Bither Desktop Wallet Application Crash: 3-Year Recovery via Password Rediscovery
SurvivedNo documentation described the custody setup — but a recovery path was eventually found.
Sygun created a Bither wallet in March 2018 holding approximately 0.019 BTC. At an unspecified point, the Bither application ceased launching entirely—double-clicking produced no response. The wallet's seed phrase and private key had been stored exclusively on a since-replaced phone and printed documentation that was lost during a house relocation, leaving no accessible backup of either credential.
For approximately two to three years, the user abandoned active recovery attempts. Upon renewed effort in early 2021, Sygun located the address.db file, which contained the encrypted private key and public receive address but no plaintext key material. Attempts to relaunch Bither by clearing the roaming folder initially succeeded, but reintroducing the address.db file caused the application to fail again—indicating either file corruption or format incompatibility with updated Bither versions.
The user explored btrecover.py but abandoned this path due to computational infeasibility of brute-forcing an entirely unknown seed phrase. The breakthrough came when Sygun recovered the wallet password ('bob123'), likely through memory or documentation not detailed in the record. Critically, Bither's standard import interface accepted only QR codes or direct private key input, not wallet files. Sygun converted the encrypted private key to QR code format, scanned it into a fresh Bither instance, and successfully decrypted it using the recovered password. Access was restored on February 11, 2021, and the user transferred the funds to Exodus wallet.
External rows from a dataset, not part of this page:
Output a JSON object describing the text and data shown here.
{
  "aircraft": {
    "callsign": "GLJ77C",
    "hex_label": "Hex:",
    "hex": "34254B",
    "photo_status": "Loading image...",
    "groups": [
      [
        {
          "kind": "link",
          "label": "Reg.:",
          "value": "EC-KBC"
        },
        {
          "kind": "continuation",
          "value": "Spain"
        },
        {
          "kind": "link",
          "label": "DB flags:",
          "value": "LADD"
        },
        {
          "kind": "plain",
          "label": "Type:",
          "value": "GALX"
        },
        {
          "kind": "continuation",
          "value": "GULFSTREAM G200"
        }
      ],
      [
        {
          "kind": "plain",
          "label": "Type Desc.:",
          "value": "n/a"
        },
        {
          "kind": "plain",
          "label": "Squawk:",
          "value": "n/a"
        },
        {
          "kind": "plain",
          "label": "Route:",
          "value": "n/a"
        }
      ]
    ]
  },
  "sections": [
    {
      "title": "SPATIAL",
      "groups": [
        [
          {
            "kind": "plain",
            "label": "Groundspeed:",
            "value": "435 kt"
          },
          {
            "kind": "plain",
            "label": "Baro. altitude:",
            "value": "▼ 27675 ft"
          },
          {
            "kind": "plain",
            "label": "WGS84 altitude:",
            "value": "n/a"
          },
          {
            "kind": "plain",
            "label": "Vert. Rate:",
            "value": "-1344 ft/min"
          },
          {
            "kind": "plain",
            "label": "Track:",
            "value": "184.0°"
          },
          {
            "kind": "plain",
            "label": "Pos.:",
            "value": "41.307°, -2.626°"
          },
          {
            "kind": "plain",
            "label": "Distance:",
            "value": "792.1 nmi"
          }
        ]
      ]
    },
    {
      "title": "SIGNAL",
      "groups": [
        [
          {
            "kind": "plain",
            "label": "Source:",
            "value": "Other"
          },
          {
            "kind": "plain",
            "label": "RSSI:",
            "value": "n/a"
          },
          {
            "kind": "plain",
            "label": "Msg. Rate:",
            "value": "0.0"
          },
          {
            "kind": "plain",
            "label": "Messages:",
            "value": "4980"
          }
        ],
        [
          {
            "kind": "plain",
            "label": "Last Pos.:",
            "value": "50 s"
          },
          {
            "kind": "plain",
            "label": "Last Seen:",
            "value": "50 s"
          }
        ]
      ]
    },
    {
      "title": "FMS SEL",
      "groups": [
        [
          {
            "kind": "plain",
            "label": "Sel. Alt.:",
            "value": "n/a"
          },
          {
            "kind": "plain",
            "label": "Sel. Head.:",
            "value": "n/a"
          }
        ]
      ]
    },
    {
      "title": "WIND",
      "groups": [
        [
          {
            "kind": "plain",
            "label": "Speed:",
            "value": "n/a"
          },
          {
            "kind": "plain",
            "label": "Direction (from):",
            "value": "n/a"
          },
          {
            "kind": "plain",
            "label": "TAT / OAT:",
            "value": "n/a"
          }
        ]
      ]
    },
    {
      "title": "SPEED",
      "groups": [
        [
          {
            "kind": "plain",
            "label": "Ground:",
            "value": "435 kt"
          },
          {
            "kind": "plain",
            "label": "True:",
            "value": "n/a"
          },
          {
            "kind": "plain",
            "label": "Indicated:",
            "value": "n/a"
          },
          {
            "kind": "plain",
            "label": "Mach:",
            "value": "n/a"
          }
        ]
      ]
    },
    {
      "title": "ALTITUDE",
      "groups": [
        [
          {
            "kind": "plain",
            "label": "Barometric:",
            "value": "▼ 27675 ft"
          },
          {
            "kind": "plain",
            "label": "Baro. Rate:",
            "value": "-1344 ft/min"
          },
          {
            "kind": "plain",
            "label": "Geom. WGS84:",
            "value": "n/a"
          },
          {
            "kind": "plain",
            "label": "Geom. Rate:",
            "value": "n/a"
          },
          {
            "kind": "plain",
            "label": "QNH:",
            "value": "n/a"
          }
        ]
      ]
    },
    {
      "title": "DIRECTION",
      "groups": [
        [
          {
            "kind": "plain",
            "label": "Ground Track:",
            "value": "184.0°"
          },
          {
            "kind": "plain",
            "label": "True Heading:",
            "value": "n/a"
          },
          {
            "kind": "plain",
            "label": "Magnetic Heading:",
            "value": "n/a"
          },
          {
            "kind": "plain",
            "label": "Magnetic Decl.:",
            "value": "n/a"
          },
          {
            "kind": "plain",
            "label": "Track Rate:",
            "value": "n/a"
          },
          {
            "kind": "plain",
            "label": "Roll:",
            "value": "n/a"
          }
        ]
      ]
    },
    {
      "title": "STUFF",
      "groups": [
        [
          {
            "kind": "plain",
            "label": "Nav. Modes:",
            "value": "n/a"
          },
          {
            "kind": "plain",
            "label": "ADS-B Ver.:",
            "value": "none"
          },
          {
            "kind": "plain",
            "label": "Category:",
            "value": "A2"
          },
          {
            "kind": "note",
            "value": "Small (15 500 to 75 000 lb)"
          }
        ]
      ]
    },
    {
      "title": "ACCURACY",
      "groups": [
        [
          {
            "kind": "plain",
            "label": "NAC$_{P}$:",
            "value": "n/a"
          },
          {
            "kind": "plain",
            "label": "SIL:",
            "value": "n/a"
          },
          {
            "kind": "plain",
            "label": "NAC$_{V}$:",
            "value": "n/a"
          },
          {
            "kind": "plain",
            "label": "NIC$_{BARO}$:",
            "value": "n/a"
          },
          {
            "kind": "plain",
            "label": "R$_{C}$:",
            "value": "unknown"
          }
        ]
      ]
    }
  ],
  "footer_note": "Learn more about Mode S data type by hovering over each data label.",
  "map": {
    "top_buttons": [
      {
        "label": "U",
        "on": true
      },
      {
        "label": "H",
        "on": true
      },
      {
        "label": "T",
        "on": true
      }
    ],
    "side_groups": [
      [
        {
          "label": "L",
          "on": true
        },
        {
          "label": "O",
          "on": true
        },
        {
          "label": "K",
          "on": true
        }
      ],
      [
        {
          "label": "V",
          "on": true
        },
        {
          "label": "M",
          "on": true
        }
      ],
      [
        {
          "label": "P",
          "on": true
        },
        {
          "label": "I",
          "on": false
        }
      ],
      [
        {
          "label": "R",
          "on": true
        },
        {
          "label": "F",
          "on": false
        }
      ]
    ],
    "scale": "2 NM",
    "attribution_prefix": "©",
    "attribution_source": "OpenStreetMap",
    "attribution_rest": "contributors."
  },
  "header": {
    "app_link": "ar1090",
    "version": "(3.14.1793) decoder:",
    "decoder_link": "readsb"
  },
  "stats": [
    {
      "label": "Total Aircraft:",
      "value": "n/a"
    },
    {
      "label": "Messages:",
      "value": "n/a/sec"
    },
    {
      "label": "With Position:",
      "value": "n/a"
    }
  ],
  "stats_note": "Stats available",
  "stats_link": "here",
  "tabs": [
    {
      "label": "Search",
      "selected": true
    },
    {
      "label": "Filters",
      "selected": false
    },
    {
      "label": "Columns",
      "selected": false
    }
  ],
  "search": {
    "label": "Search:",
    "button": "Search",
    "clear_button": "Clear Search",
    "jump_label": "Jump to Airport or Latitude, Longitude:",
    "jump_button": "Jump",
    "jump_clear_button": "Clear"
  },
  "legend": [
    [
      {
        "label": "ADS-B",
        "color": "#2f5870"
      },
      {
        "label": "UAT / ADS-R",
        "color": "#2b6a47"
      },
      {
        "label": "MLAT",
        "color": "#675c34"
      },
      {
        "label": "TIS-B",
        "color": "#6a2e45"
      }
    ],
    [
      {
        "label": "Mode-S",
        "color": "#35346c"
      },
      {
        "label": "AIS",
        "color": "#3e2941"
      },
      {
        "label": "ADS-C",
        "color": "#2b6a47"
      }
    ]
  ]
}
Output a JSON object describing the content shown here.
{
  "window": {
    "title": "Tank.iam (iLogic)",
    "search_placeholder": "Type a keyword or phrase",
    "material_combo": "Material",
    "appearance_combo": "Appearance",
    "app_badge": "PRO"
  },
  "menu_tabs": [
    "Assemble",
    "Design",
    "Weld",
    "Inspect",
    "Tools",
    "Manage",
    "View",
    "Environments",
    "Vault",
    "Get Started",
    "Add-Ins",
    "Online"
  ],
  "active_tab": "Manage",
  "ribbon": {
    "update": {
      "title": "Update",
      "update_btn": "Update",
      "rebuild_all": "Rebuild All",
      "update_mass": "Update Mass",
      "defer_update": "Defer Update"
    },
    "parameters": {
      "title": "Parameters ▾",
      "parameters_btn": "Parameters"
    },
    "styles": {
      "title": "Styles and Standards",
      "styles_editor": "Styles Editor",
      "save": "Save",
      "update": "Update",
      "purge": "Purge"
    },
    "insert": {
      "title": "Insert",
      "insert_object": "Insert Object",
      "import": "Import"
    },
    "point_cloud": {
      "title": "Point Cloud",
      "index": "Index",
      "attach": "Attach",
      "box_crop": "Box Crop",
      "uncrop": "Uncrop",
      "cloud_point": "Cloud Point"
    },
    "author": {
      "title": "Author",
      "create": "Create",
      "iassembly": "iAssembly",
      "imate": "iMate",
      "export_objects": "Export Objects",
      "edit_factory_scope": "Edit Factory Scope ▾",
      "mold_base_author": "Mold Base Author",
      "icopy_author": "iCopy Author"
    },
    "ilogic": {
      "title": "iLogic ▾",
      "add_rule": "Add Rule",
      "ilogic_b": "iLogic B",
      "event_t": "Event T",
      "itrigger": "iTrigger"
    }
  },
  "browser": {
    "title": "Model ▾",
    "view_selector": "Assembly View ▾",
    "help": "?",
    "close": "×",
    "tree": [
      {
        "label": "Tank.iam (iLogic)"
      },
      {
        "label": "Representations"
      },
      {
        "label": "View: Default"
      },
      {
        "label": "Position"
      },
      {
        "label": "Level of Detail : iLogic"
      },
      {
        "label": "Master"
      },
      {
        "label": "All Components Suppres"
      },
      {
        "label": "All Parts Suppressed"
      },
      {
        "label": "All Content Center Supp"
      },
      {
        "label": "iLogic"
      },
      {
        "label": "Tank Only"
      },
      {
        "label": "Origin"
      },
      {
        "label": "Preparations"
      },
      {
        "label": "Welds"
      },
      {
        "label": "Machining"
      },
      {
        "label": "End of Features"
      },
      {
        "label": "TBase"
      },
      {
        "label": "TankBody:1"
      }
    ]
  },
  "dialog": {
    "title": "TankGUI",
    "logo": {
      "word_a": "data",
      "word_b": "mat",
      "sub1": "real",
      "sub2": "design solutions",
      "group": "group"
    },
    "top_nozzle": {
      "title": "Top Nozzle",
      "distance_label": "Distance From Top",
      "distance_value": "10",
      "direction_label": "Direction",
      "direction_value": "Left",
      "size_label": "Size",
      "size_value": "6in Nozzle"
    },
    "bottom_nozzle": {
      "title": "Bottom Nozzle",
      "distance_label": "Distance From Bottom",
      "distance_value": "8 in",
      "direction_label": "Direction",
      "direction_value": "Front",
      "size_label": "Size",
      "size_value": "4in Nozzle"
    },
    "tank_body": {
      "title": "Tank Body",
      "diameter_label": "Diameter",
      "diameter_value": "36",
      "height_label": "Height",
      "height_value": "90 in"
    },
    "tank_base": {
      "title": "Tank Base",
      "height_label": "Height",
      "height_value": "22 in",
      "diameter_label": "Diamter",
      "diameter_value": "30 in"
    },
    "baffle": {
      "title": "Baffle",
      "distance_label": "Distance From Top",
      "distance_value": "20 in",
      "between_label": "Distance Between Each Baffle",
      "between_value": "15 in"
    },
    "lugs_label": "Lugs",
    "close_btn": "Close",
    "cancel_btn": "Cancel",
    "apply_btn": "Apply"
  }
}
The case illustrates cascading failures in personal documentation—loss of seed phrase, loss of backup media, and application version incompatibility—offset by password recollection and creative use of the software's QR import feature. Community engagement was minimal; a moderator suggested downloading the latest Bither version and importing the file, with no substantive technical debugging offered.
| Stress condition | Documentation absent |
| Custody system | Software wallet |
| Outcome | Survived |
| Documentation | Partial |
| Year observed | 2018 |
What the absence of documentation actually removes
What documentation provides is a starting point. Without it, heirs face three unknowns before they face any access problem: does the Bitcoin exist, where is it held, and what is needed to access it. Most of this information cannot be reconstructed after the owner dies or becomes incapacitated. Educated guesses, blockchain searches, and device inventories occasionally locate wallets — but without credentials, finding the wallet does not help.
Cases in this archive where documentation was absent but recovery succeeded typically involved one of two factors: an exchange account where the heir knew the email address and could navigate the account recovery process, or a designated person who had been given credentials informally and could act. Self-custody without any documentation or designated knowledge-holder is consistently the worst combination.
The content of documentation matters as much as its existence. A note that says "my Bitcoin is in a hardware wallet in the safe" is better than nothing but insufficient. Effective documentation specifies: what type of wallet, where the seed phrase is stored, whether a passphrase exists and where it is documented, and any exchange accounts and the email addresses used. It should be tested — the executor should be able to confirm the information is accurate before it is needed.
Documentation does not need to expose credentials to be useful. A document that describes the custody structure, points to where credentials are stored, and names a person who has been briefed can be stored without security risk. The goal is not to put the seed phrase in a filing cabinet — it is to ensure the executor has a map, not a blank wall.